I have tried looking it up on the Internet; however, most of the results did not make sense to me.
I know that the statement is true, but how do you mathematically prove it?
For reference the proof is "If $f:B^n \to B$ then the number of possible functions is $2^{2^n}$."
An answer should list out all of the steps of the proof explicitly.
In my Boolean Algebra textbook and another popular textbook, they only gave an unsatisfactory explanation for the theorem:
For 0 variables there is one True function and one False function so $2^{2^0} = 2$; for 1 variable there are True, False, Negation, and Identity functions so $2^{2^1} = 4$; for 2, $2^{2^2} = 2^4 = 256 $. They are attempting to show a pattern; I am not satisfied with this.
Best Answer
If there are $n$ variables $\{x_1,\cdots,x_n\}$, there are $2^n$ ways to assign values to these variables, with each one taking value $0$ or $1$.
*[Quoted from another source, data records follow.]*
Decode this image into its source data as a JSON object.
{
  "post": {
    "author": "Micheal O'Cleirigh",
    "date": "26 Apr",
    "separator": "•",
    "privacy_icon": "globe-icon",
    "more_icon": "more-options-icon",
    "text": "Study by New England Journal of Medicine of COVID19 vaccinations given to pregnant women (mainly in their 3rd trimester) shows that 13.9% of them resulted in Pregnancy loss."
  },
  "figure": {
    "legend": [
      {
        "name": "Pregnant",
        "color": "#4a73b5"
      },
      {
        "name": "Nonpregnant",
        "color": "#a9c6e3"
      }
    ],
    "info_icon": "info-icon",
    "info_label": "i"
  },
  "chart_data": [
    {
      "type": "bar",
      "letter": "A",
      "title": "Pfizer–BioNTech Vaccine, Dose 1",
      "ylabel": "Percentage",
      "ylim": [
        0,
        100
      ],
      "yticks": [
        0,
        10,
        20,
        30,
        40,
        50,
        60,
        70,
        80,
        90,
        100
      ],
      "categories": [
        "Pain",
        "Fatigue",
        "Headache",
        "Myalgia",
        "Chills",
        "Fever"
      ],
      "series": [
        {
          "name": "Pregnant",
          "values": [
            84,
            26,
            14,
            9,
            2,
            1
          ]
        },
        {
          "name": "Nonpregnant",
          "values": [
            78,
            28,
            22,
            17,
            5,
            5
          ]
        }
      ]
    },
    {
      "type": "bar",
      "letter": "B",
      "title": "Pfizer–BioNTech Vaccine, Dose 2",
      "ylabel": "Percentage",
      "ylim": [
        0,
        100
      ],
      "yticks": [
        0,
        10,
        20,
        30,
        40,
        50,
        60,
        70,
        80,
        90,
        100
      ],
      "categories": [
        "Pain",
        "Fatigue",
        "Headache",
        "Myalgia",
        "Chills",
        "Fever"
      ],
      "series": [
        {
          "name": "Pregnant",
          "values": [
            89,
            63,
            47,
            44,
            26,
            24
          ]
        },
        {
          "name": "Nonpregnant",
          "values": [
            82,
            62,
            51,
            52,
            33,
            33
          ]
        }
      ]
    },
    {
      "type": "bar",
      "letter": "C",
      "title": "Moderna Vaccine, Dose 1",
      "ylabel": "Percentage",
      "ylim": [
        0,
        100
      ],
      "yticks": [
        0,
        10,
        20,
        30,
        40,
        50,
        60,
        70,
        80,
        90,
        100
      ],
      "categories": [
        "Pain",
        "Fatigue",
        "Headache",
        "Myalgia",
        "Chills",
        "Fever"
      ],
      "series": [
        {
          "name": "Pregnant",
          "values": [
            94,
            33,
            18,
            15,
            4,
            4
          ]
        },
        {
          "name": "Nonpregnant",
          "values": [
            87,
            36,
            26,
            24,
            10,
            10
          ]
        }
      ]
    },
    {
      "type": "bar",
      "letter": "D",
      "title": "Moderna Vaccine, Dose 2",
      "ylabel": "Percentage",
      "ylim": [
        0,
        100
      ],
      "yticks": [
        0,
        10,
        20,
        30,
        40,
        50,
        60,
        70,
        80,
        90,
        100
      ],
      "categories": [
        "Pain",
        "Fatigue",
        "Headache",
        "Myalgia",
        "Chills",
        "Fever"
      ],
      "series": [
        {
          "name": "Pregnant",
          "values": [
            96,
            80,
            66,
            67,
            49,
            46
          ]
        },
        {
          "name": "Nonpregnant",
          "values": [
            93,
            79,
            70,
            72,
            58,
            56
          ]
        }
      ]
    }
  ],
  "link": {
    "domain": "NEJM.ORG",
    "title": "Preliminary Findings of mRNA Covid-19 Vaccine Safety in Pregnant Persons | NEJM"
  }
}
Now for each of the $2^n$ assignments of values to these variables, you could have the output of the function be $0$ or $1$. You have to choose $0$ or $1$ for each of the $2^n$ assignments of values. There are $2^{2^n}$ ways to do this. In other words, there are $2^{2^n}$ to assign a value of $0$ or $1$ to each of the $2^n$ assignments of values for all $n$ variables. In other words, there are $2^{2^n}$ functions from $\{0,1\}^n$ to $\{0,1\}$.